The Central Park Five had falsely confessed — because, they said, they'd been coerced by police.
Don't think that it could happen to you? Sorry, but a first-of-its-kind study shows that it could — easily. With a little misinformation, encouragement and three hours, researchers were able to convince 70 percent of the study's participants that they'd committed a crime.
And the college-aged students who participated in the study didn't merely confess — they recalled full-blown, detailed experiences, says lead researcher Julia Shaw, a lecturer in forensic psychology from the University of Bedfordshire.

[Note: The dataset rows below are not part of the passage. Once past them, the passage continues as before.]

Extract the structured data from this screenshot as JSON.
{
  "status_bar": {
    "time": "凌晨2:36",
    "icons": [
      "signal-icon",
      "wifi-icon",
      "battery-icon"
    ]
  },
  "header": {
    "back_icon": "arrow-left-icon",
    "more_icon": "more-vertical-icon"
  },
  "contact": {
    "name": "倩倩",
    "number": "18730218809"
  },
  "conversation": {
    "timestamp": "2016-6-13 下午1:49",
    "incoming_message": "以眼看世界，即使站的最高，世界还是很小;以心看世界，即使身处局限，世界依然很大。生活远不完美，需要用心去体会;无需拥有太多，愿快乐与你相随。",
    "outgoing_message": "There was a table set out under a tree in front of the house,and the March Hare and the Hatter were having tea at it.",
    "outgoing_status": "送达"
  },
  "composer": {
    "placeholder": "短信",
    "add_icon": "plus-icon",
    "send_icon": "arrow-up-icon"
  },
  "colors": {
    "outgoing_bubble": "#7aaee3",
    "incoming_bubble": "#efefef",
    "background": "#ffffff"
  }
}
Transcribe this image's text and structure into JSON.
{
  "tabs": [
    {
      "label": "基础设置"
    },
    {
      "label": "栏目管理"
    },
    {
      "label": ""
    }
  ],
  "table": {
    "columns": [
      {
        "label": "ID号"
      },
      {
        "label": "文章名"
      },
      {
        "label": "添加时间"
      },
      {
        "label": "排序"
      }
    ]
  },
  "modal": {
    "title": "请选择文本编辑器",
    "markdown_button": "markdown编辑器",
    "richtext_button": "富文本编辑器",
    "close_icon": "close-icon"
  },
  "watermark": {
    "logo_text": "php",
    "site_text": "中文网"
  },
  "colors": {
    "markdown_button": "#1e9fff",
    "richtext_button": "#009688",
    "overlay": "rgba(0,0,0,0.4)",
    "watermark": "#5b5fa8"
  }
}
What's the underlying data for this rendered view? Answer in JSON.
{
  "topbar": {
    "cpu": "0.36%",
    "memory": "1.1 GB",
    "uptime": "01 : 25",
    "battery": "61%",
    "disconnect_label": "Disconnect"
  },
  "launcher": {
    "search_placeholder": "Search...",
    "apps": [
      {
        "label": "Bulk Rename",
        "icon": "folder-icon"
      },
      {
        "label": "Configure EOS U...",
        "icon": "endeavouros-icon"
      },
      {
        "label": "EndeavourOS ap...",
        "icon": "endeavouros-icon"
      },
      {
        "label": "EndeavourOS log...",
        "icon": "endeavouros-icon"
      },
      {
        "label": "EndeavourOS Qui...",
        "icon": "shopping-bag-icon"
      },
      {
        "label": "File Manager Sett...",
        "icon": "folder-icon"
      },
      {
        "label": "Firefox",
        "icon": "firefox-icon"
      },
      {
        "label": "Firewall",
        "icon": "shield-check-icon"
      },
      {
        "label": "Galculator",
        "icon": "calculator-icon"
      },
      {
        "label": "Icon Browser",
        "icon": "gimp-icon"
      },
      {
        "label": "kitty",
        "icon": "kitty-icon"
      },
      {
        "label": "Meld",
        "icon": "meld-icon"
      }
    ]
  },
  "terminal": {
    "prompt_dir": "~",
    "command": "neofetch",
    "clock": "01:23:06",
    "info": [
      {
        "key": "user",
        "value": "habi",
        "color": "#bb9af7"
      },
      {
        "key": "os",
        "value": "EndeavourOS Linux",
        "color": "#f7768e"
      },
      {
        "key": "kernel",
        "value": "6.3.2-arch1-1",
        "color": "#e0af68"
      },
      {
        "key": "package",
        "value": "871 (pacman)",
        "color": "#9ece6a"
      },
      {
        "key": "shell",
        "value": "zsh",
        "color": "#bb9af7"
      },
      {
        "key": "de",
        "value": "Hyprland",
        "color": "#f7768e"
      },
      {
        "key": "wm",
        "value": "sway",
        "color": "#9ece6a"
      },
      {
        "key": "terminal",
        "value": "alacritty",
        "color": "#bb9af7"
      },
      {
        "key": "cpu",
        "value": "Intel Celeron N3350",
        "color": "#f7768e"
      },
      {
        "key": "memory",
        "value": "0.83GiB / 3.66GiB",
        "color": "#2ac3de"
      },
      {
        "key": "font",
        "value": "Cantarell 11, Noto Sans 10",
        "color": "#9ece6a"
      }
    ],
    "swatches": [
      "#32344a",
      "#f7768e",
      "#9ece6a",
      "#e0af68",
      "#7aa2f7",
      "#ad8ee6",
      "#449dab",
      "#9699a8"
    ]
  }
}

The results were "definitely unexpected," says Shaw, who predicted only a 30 percent rate.
So, how did they plant false memories of a crimes in young adults who never had even been in contact with the police?
Shaw and Stephen Porter, a forensic psychologist at the University of British Columbia, first got a few facts about the faux criminal's teen years — the name of her best friend, hometown, etc. — from parents or a guardian. (An ethical committee said it was OK.) Then, during three 45-minute interviews, Shaw extracted information from the students about one true experience (which they remembered) and one fabricated experience (of which she convinced them).
After a few hours of feeding the students tidbits of the verified info, she added them up to equal her fabricated crime — and a majority of students were persuaded: They were criminals.
One student, when told she had assaulted a classmate in her teens, "elaborately" filled in all the blanks: what weapon she used (a rock), what the argument was over (a boy), what she was having for dinner when the police came looking for her — even the color of the officers' hair.
False memories don't happen quite like Inception — they're more like a Wikipedia page that can be edited by you and others, says Elizabeth Loftus, a cognitive psychologist at the University of California, Irvine.
Once people believe something to be true, their imagination kicks in, and they begin to visualize the situation using past experiences from themselves, others, even movies, she says; when the patchwork of memory gets stitched together and internalized, truth and fiction become indistinguishable.
And police use Shaw's tactics, says Mark Godsey, co-founder and director of the Ohio Innocence Project, an advocacy group for the wrongly convicted that has dealt with cases involving false confessions. A really heavy-handed interrogation could consist of all the features of Shaw's study — and have real criminal consequences.
Sure, "the system isn't perfect," says Albie Esparza, public information officer for the San Francisco Police Department. But the idea that police use the good cop, bad cop routine is "very Hollywood," he says. In fact, it's standard procedure to record interrogations either using video or audio, he says, preventing fishy business.
Plus, the police have just as much interest as the public in nabbing the real criminal, Esparza says: "No department wants the image of locking up innocent people."